But Governor Murphy is going the extra mile. He too has a phone and a pen and has issued a new executive order. Call it Murphy’s ‘Law.’

Starting in May, the New Jersey State Police and attorney general will post monthly reports online summarizing the prior month’s gun crimes. And every three months, they’ll publish information showing where guns trafficked into New Jersey came from.

Gov. Phil Murphy says the information is already collected and used internally by law enforcement but that residents will be able to see the direct impact on gun violence.

“And as painful as that may be, we’re going to shine a light on the data, at long last,” Murphy said at a Friday event at Martin Luther King Jr. Middle School.

New Jersey claims that 80% of the firearms used in crimes there come from other states. How does the Gov see the newly published data affecting other states that are fingered as sources of these guns?

“My gut tells me that if they’re on this list as a high source state, that that’s going to be a tough conversation between the chief executives,” Murphy said.

Maybe Murphy intends to prowl National Governors Association meetings, cameras in tow, buttonholing the governors of the offending states. That ought-a learn ’em.

Carole Stiller, president of the New Jersey Million Mom March chapters, said 90 percent of the guns used in crimes come from 5 percent of gun dealers. She said the Brady Campaign has tried for years to pressure them to change their practices and that the forthcoming data would help those efforts.

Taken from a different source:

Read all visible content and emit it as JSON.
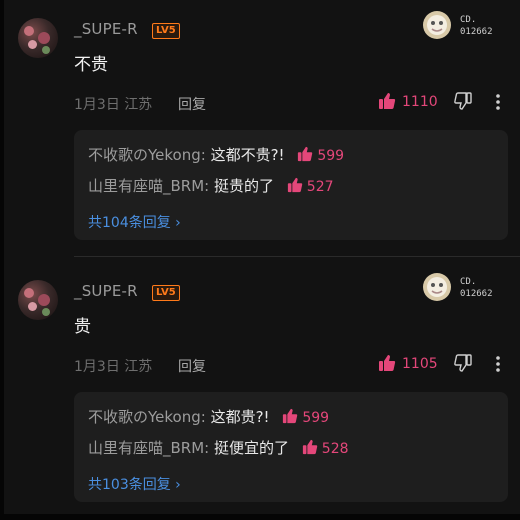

“When you have a gun dealer that all of a sudden his records for the ATF are showing that 200 and some guns are missing, those guns didn’t just walk out the door. They know what’s going on,” Stiller said. “So we’ve got to go after the gun dealers. So I think it’s going to be a big effect.”

Only one problem with Stiller’s “bad apple” gun dealer analysis. A federal firearms licensees that loses track of 20 guns — let alone 200 — doen’t stay in business long. They have their ticket pulled. Guns don’t just “fall off of trucks” or walk out the back door.

To the extent that other states’ guns end up in New Jersey, we’d lay odds that 98% of them were either stolen or the result of straw purchases (those crimes that the ATF has been simply too busy to do much about under the previous administration). Now, however, that may change.

Murphy, making his announcement in front of a captive middle school audience, tried to gin up his own mini Parkland kiddie movement.

Murphy said he’d be pleased if the availability of the gun-violence data spurred another round of activism by young people, as has happened around the country since the Feb. 14 shooting at a high school in Parkland, Florida.

“If it was done safely and the superintendent of the local school district or the principal weren’t upset, I sure wouldn’t mind seeing some of the young activism showing up at the state capitol and standing on their front step and saying, ‘Enough already,’” Murphy said. “That wouldn’t bother me, again if it was done safely and moms and dads were OK with that.”

Can’t you just see it? Sixth, seventh and eighth graders clamoring for…even more data! Your tax dollars at work, New Jersey.